Люди терялись в догадках о причинах такой щедрости Клавдии еще и потому, что до войны, пожалуй, ни к кому другому в хуторе не относилась она с такой откровенной враждебностью, как к Лущилихе и ее мужу. Не могла простить им и при случае всегда напоминала публично, что до коллективизации держали они самый большой в хуторе виноградный сад на четыре тысячи донских чаш‑кустов, а когда началась коллективизация, вдруг распродали все движимое и недвижимое имущество и куда‑то бежали из хутора налегке, чтобы много лет спустя приехать обратно. Не прощала Клавдия мужу Лущилихи, что он, еще совсем моложавый, крепкий дед, по возвращении в хутор не пошел работать в колхоз, а, отделываясь ссылкой на слабое здоровье, подряжается складывать из камня‑ракушечника большие скотные сараи и дома, откладывает в сундук тысячи. Не прощала и старухе ее длинного языка, осведомленности обо всем, что случалось и чего не случалось в хуторе. У нее можно было получить самые точные сведения даже о том, какой парень какие слова говорил своей девушке под яром не далее как вчера и как они миловались там друг с дружкой.
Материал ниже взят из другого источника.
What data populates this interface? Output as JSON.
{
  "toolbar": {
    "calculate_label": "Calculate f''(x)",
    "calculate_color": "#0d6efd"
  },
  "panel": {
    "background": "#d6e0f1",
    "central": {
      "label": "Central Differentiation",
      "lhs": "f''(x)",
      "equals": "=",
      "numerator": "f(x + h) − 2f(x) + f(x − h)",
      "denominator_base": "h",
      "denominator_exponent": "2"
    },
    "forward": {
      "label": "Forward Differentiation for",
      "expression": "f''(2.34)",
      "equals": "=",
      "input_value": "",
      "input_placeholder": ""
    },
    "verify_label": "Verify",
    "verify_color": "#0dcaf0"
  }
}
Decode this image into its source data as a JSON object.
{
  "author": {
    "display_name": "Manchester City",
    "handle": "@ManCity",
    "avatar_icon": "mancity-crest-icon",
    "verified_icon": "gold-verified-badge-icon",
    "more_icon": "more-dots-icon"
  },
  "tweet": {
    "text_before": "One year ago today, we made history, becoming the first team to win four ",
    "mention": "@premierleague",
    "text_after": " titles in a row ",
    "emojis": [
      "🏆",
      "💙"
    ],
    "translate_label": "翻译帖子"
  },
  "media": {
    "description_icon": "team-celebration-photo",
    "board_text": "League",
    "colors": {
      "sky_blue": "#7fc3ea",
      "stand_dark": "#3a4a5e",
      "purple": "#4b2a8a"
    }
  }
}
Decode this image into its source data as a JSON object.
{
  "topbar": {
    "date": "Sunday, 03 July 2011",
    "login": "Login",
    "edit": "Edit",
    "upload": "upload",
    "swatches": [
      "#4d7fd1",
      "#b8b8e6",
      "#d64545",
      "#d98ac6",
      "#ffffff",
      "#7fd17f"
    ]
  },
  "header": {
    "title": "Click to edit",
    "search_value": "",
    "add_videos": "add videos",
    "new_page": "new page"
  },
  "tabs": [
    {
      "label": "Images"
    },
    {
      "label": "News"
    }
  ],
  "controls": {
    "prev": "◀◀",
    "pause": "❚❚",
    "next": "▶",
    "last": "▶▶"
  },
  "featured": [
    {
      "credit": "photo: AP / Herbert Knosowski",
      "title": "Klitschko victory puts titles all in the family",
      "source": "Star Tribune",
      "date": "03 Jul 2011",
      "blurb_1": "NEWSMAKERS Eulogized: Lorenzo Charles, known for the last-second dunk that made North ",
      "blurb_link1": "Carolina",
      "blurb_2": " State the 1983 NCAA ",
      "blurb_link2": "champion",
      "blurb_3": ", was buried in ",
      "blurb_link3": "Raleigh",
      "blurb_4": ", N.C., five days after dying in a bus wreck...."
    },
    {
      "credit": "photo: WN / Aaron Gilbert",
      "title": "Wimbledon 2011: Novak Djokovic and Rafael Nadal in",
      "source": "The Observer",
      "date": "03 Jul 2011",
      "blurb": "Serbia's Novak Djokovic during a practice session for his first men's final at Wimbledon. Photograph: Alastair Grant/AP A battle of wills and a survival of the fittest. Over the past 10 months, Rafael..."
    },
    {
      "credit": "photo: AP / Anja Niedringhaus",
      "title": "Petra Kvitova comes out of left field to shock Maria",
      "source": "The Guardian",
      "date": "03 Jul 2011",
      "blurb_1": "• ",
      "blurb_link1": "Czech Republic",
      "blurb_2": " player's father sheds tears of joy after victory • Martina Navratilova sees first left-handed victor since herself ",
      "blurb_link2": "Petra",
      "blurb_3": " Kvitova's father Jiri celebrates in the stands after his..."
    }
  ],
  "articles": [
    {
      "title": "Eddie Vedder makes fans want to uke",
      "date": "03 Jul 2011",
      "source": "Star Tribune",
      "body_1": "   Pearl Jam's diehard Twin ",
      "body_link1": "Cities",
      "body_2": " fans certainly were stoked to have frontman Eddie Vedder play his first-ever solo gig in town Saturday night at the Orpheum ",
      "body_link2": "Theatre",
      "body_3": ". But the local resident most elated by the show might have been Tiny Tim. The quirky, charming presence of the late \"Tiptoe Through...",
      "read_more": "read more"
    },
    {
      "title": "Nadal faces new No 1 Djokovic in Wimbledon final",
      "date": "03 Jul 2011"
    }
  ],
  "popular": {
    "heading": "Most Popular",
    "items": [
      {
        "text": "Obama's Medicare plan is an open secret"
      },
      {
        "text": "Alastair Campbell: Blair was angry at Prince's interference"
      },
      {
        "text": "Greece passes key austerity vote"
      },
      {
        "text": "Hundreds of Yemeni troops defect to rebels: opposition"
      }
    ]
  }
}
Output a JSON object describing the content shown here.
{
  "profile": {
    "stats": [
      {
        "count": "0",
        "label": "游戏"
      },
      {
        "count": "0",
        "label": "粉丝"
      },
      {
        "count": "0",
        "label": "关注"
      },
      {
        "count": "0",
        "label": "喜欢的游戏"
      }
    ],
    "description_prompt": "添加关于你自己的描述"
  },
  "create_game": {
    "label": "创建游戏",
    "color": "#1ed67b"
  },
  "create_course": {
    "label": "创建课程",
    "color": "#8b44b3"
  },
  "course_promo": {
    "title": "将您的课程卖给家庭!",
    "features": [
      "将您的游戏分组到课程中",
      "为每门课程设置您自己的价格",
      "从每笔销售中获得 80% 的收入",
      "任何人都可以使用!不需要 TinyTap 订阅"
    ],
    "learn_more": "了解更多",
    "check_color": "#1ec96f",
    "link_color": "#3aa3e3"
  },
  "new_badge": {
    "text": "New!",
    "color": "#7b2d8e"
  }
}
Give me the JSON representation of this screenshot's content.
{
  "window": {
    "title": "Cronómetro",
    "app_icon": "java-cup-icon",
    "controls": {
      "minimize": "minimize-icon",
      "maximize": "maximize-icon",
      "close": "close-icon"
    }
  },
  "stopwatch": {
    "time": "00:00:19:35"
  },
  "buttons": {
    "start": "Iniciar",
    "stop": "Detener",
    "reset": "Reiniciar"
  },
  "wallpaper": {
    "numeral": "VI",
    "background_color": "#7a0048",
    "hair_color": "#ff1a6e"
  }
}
Для этого Лущилиха разбросает у своего двора под яром полдюжины круглых пиленых чурбаков, выждет, пока гуляющие вечером молодые парочки набредут на них и присядут отдохнуть, а сама подлезет у себя во дворе к плетню и, стоя на четвереньках, не дыша слушает. Наутро весь хутор знает, кто с кем целовался. «Ей еще будет, что трухлявый плетень подломится и она спикирует с яра прямо в Дон», – предсказывала Клавдия.

И вдруг она, что называется, прикусила язык. Совсем не слышно стало, чтобы высказывалась о Лущилиных, как прежде. Ни одного худого слова по их адресу теперь нельзя было вытянуть из уст Клавдии. Если же ей приходилось слышать, как в ее присутствии начинали ругать их другие женщины, она помалкивала.

Нет, не заступалась за Лущилиху, но и не спешила присоединиться к тем разговорам, которые прежде начинала первая.

В довершение ко всему стали замечать, что взаимоотношения Клавдии с бабкой Лущилихой даже перешли в некое подобие дружбы. Во всяком случае, теперь старуха, завидев идущую навстречу Клавдию, не спешила улизнуть в первую калитку, а, наоборот, торопилась к ней на своих ногах‑тумбах:

– Доброго здоровьица, Клава! А я уже соскучилась за тобой. Как раз сегодня собиралась зайти.

Никто не видел, чтобы Клавдия при этом тоже расцветала улыбкой, но и не замечали, чтобы она протестовала против таких словоизлияний. Чаще женщины видели, как потом Лущилиха, уцепившись за рукав Клавдии, провожала ее и они вместе скрывались за дверью ее дома. И все знали, что через час старуха непременно появится из калитки Клавдии с поросенком в мешке или же с ведром зерна, заработанного Клавдией в колхозе.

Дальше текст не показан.